My comment was to echo Alex's question about "why RID based
IOMMU management fits within vfio's scope, but PASID based 
does not". and when talking about generalization we should look
bigger beyond sva. What really matters here is the iommu_domain
which is about everything related to DMA mapping. The domain
associated with a passthru device is marked as "unmanaged" in 
kernel and allows userspace to manage DMA mapping of this 
device through a set of iommu_ops:

- alloc/free domain;
- attach/detach device/subdevice;
- map/unmap a memory region;
- bind/unbind page table and invalidate iommu cache;
- ... (and lots of other callbacks)

map/unmap or bind/unbind are just different ways of managing
DMAs in an iommu domain. The passthrough framework (VFIO 
or VDPA) has been providing its uAPI to manage every aspect of 
iommu_domain so far, and sva is just a natural extension following 
this design. If we really want to generalize something, it needs to 
be /dev/iommu as an unified interface for managing every aspect 
of iommu_domain.
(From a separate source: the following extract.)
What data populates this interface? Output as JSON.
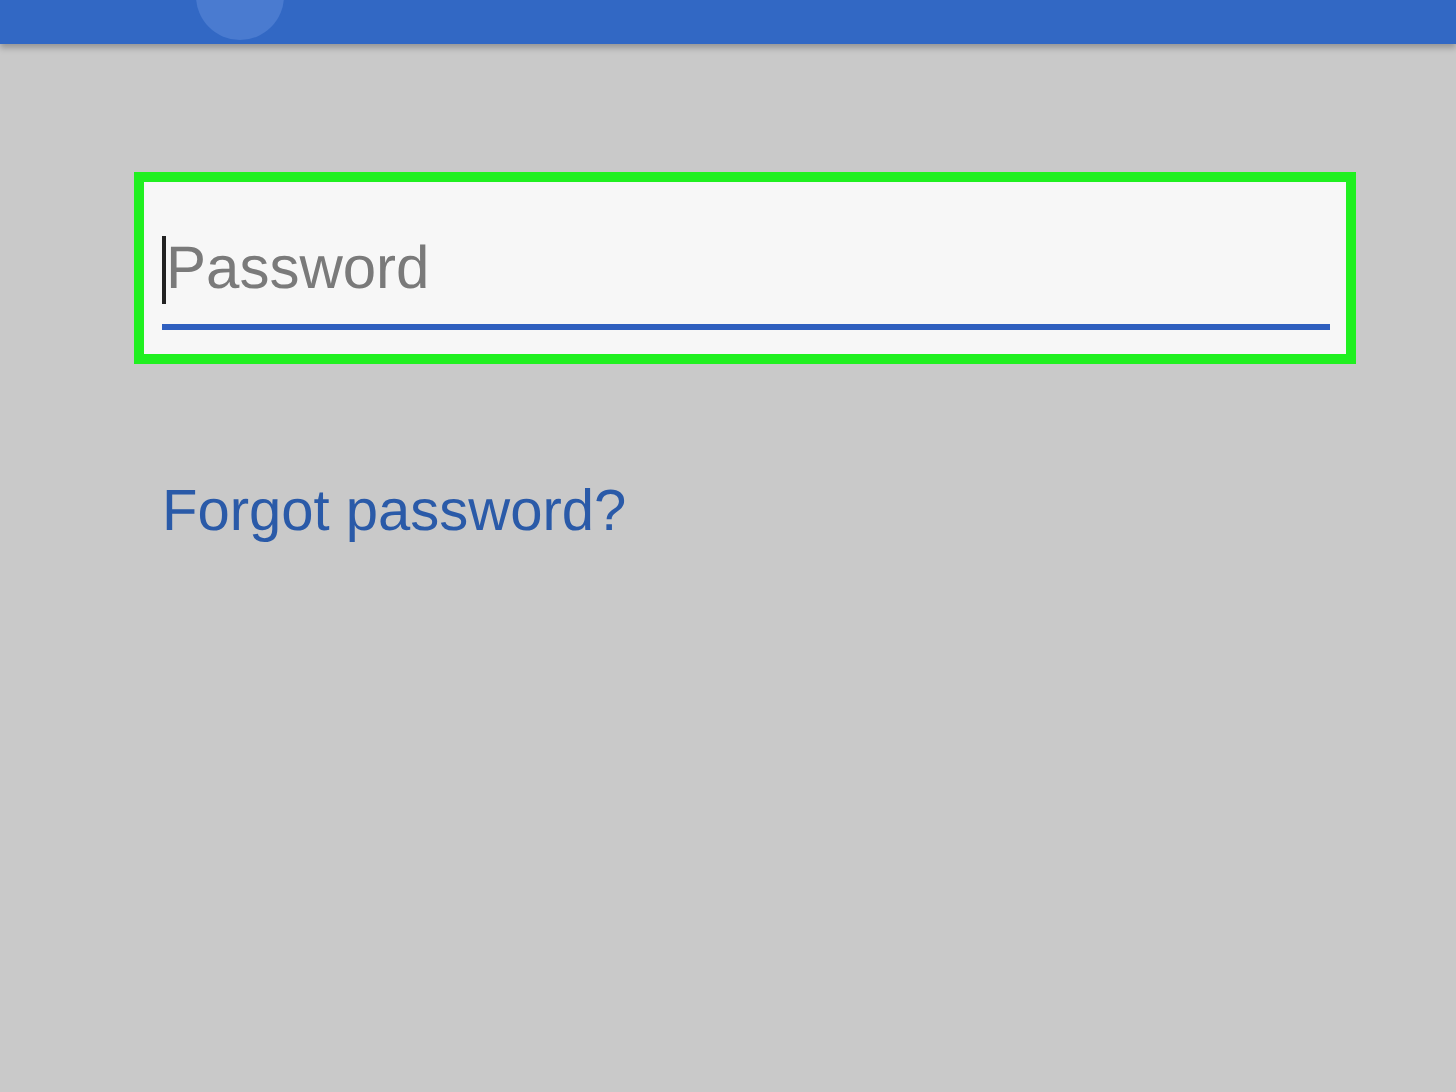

Asking SVA abstraction alone just causes 
unnecessary mess to both kernel (sync domain/device association 
between /dev/vfio and /dev/sva) and userspace (talk to two 
interfaces even for same vfio-pci device). Then it sounds like more 
like a bandaid for saving development effort in VDPA (which 
instead should go proposing /dev/iommu when it was invented 
instead of reinventing its own bits until such effort is unaffordable 
and then ask for partial abstraction to fix its gap).